PTAB

IPR2024-00303

Cloudera Inc v. R2 Solutions LLC

Key Events

Petition

petition Intelligence

Title: Data Processing Over a Distributed System
Brief Description: The ’610 patent discloses a method for processing data sets within the MapReduce programming framework. The purported enhancement involves treating input data as a plurality of "data groups," where different groups can have different data schemas, allowing for the processing of heterogeneous data sources.

Prior Art Relied Upon: Pike (Patent 7,590,620)
Core Argument for this Ground:
- Prior Art Mapping: Petitioner argued that Pike, which discloses the foundational MapReduce framework for large-scale distributed data processing, teaches all limitations of the challenged claims. Pike’s disclosure of processing input files that include "a variety of data types," such as "text files" and "tables," was asserted to teach the claimed concept of "data groups" having different schemas. The file name and type (e.g., ".csv") serve as the "mechanism for identifying" each data group. Pike’s system inherently partitions these input files into data blocks, provides them to worker processes that apply map operators, and then merges the results using reduce operators, mapping directly to the method steps of claim 1.
- Motivation to Combine (for §103 grounds): Not applicable as this ground relies on a single reference. Petitioner contended Pike alone renders the claims obvious as it describes applying the MapReduce framework to varied data types, which is precisely what the ’610 patent claims.
- Expectation of Success (for §103 grounds): A person of ordinary skill in the art (POSITA) would have expected success in using Pike’s established MapReduce system to process different types of input files, as this was a known and intended application of the technology.
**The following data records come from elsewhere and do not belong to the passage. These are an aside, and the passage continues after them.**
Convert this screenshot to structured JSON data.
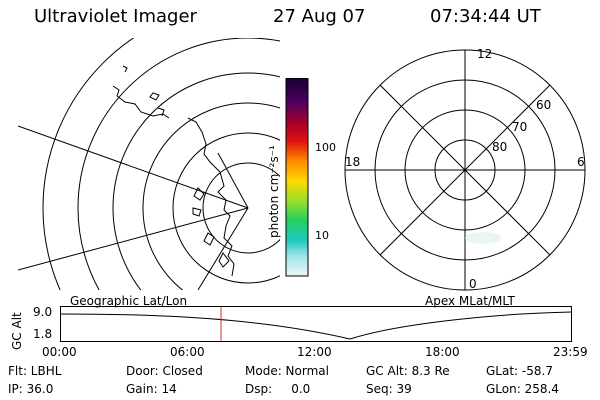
{
  "header": {
    "instrument": "Ultraviolet Imager",
    "date": "27 Aug 07",
    "time": "07:34:44 UT"
  },
  "colorbar": {
    "ticks": [
      "100",
      "10"
    ],
    "label": "photon cm⁻²s⁻¹"
  },
  "polar": {
    "mlt_labels": [
      "12",
      "18",
      "6",
      "0"
    ],
    "lat_labels": [
      "60",
      "70",
      "80"
    ]
  },
  "panels": {
    "left_label": "Geographic Lat/Lon",
    "right_label": "Apex MLat/MLT"
  },
  "orbit": {
    "ylabel": "GC Alt",
    "yticks": [
      "9.0",
      "1.8"
    ],
    "xticks": [
      "00:00",
      "06:00",
      "12:00",
      "18:00",
      "23:59"
    ],
    "marker_time": "07:34:44"
  },
  "info": {
    "flt": "Flt: LBHL",
    "ip": "IP: 36.0",
    "door": "Door: Closed",
    "gain": "Gain: 14",
    "mode": "Mode: Normal",
    "dsp": "Dsp:     0.0",
    "gcalt": "GC Alt: 8.3 Re",
    "seq": "Seq: 39",
    "glat": "GLat: -58.7",
    "glon": "GLon: 258.4"
  }
}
Prior Art Relied Upon: Pike (Patent 7,590,620) and Chowdhuri (Application # 2006/0218123).
Core Argument for this Ground:
- Prior Art Mapping: Petitioner asserted that Chowdhuri explicitly teaches processing disparate data tables ("order" and "customer" tables with different schemas) using iterators (scan, hashjoin, GroupBy) that correspond to the map and reduce functions of the MapReduce framework. Pike provides the robust, fault-tolerant, and distributed system for implementing such processing. Chowdhuri’s tables directly teach the claimed "data groups," and its iterators teach scanning (mapping) and joining/grouping (reducing) these distinct data groups based on a common key ("customer_id").
- Motivation to Combine (for §103 grounds): A POSITA would combine these references to implement the specific relational data processing techniques taught by Chowdhuri within the more general and powerful distributed framework of Pike. Pike suggests processing "tables," making the integration of Chowdhuri's table-based methods a natural and predictable extension to leverage Pike's fault tolerance and parallel processing capabilities for improved efficiency.
- Expectation of Success (for §103 grounds): Success was expected because it involved applying known database query techniques (from Chowdhuri) to a system designed for large-scale data processing (Pike), a straightforward combination of compatible technologies.
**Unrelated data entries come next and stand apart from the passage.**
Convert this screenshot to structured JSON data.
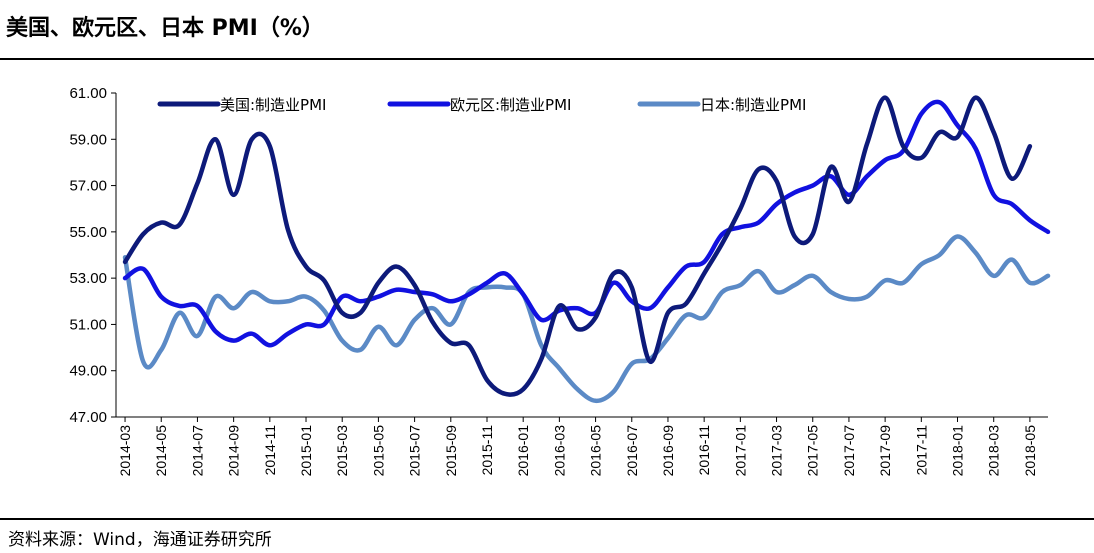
{
  "header": {
    "title": "美国、欧元区、日本 PMI（%）"
  },
  "footer": {
    "source": "资料来源：Wind，海通证券研究所"
  },
  "chart_data": {
    "type": "line",
    "title": "美国、欧元区、日本 PMI（%）",
    "xlabel": "",
    "ylabel": "",
    "ylim": [
      47,
      61
    ],
    "yticks": [
      "47.00",
      "49.00",
      "51.00",
      "53.00",
      "55.00",
      "57.00",
      "59.00",
      "61.00"
    ],
    "x": [
      "2014-03",
      "2014-04",
      "2014-05",
      "2014-06",
      "2014-07",
      "2014-08",
      "2014-09",
      "2014-10",
      "2014-11",
      "2014-12",
      "2015-01",
      "2015-02",
      "2015-03",
      "2015-04",
      "2015-05",
      "2015-06",
      "2015-07",
      "2015-08",
      "2015-09",
      "2015-10",
      "2015-11",
      "2015-12",
      "2016-01",
      "2016-02",
      "2016-03",
      "2016-04",
      "2016-05",
      "2016-06",
      "2016-07",
      "2016-08",
      "2016-09",
      "2016-10",
      "2016-11",
      "2016-12",
      "2017-01",
      "2017-02",
      "2017-03",
      "2017-04",
      "2017-05",
      "2017-06",
      "2017-07",
      "2017-08",
      "2017-09",
      "2017-10",
      "2017-11",
      "2017-12",
      "2018-01",
      "2018-02",
      "2018-03",
      "2018-04",
      "2018-05",
      "2018-06"
    ],
    "xticks": [
      "2014-03",
      "2014-05",
      "2014-07",
      "2014-09",
      "2014-11",
      "2015-01",
      "2015-03",
      "2015-05",
      "2015-07",
      "2015-09",
      "2015-11",
      "2016-01",
      "2016-03",
      "2016-05",
      "2016-07",
      "2016-09",
      "2016-11",
      "2017-01",
      "2017-03",
      "2017-05",
      "2017-07",
      "2017-09",
      "2017-11",
      "2018-01",
      "2018-03",
      "2018-05"
    ],
    "series": [
      {
        "name": "美国:制造业PMI",
        "color": "#0d1a7a",
        "values": [
          53.7,
          54.9,
          55.4,
          55.3,
          57.1,
          59.0,
          56.6,
          59.0,
          58.7,
          55.1,
          53.5,
          52.9,
          51.5,
          51.5,
          52.8,
          53.5,
          52.7,
          51.1,
          50.2,
          50.1,
          48.6,
          48.0,
          48.2,
          49.5,
          51.8,
          50.8,
          51.3,
          53.2,
          52.6,
          49.4,
          51.5,
          51.9,
          53.2,
          54.5,
          56.0,
          57.7,
          57.2,
          54.8,
          54.9,
          57.8,
          56.3,
          58.8,
          60.8,
          58.7,
          58.2,
          59.3,
          59.1,
          60.8,
          59.3,
          57.3,
          58.7,
          null
        ]
      },
      {
        "name": "欧元区:制造业PMI",
        "color": "#1111e0",
        "values": [
          53.0,
          53.4,
          52.2,
          51.8,
          51.8,
          50.7,
          50.3,
          50.6,
          50.1,
          50.6,
          51.0,
          51.0,
          52.2,
          52.0,
          52.2,
          52.5,
          52.4,
          52.3,
          52.0,
          52.3,
          52.8,
          53.2,
          52.3,
          51.2,
          51.6,
          51.7,
          51.5,
          52.8,
          52.0,
          51.7,
          52.6,
          53.5,
          53.7,
          54.9,
          55.2,
          55.4,
          56.2,
          56.7,
          57.0,
          57.4,
          56.6,
          57.4,
          58.1,
          58.5,
          60.1,
          60.6,
          59.6,
          58.6,
          56.6,
          56.2,
          55.5,
          55.0
        ]
      },
      {
        "name": "日本:制造业PMI",
        "color": "#5b8ac6",
        "values": [
          53.9,
          49.4,
          49.9,
          51.5,
          50.5,
          52.2,
          51.7,
          52.4,
          52.0,
          52.0,
          52.2,
          51.6,
          50.3,
          49.9,
          50.9,
          50.1,
          51.2,
          51.7,
          51.0,
          52.4,
          52.6,
          52.6,
          52.3,
          50.1,
          49.1,
          48.2,
          47.7,
          48.1,
          49.3,
          49.5,
          50.4,
          51.4,
          51.3,
          52.4,
          52.7,
          53.3,
          52.4,
          52.7,
          53.1,
          52.4,
          52.1,
          52.2,
          52.9,
          52.8,
          53.6,
          54.0,
          54.8,
          54.1,
          53.1,
          53.8,
          52.8,
          53.1
        ]
      }
    ]
  }
}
Prior Art Relied Upon: Pike (Patent 7,590,620), Chowdhuri (Application # 2006/0218123), and MacLeod (Patent 6,343,295).
Core Argument for this Ground:
- Prior Art Mapping: This ground builds on the Pike/Chowdhuri combination to address claims requiring the use of "metadata" identifiable to a data group. MacLeod discloses a system for "tracking the lineage of data in a database" using a "lineage identifier" that is attached to data as it moves through a system. This identifier explicitly teaches metadata that identifies the origin of a file (i.e., the data group).
- Motivation to Combine (for §103 grounds): A POSITA would be motivated to incorporate MacLeod's lineage tracking into the Pike/Chowdhuri system to improve the tracking of data from heterogeneous sources through the map and reduce phases. This would predictably enhance data management, particularly for post-processing operations like selectively removing certain data groups from the reduce phase, thereby improving efficiency.
- Expectation of Success (for §103 grounds): A POSITA would have reasonably expected success in adding a known data tracking identifier (MacLeod) to a data processing system (Pike/Chowdhuri) to achieve the known benefit of improved data traceability.
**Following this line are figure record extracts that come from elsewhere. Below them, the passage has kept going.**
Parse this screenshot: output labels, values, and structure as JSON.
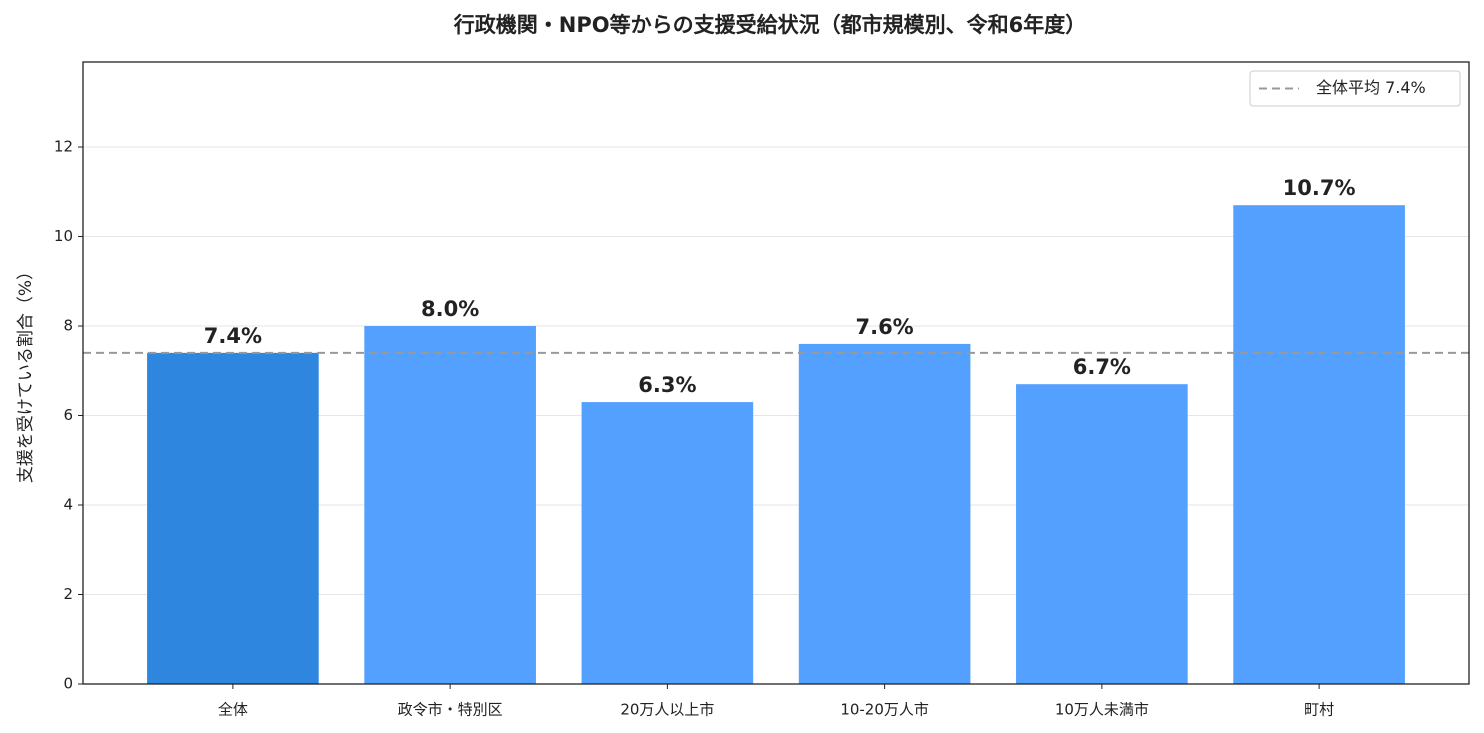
{
  "chart_data": {
    "type": "bar",
    "title": "行政機関・NPO等からの支援受給状況（都市規模別、令和6年度）",
    "ylabel": "支援を受けている割合（%）",
    "categories": [
      "全体",
      "政令市・特別区",
      "20万人以上市",
      "10-20万人市",
      "10万人未満市",
      "町村"
    ],
    "values": [
      7.4,
      8.0,
      6.3,
      7.6,
      6.7,
      10.7
    ],
    "value_labels": [
      "7.4%",
      "8.0%",
      "6.3%",
      "7.6%",
      "6.7%",
      "10.7%"
    ],
    "colors": [
      "#2e86de",
      "#54a0ff",
      "#54a0ff",
      "#54a0ff",
      "#54a0ff",
      "#54a0ff"
    ],
    "ylim": [
      0,
      13.9
    ],
    "yticks": [
      0,
      2,
      4,
      6,
      8,
      10,
      12
    ],
    "grid": true,
    "reference_line": {
      "value": 7.4,
      "label": "全体平均 7.4%",
      "color": "#999999"
    },
    "legend": "upper right"
  }
}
Petitioner applied constructions from a related district court case for the purposes of the petition.
"data group": Construed as "a group of data and a mechanism for identifying data from that group." Petitioner argued that file names and table names in the prior art meet this construction.
"a plurality of mapping functions that are each user-configurable": Construed as "two or more mapping functions that are each configurable by a user." Petitioner argued Pike’s "application-specific" map operators, which are created by a programmer for a given use case, satisfy this limitation.

Petitioner requests institution of an inter partes review and cancellation of claims 1-46 of the ’610 patent as unpatentable.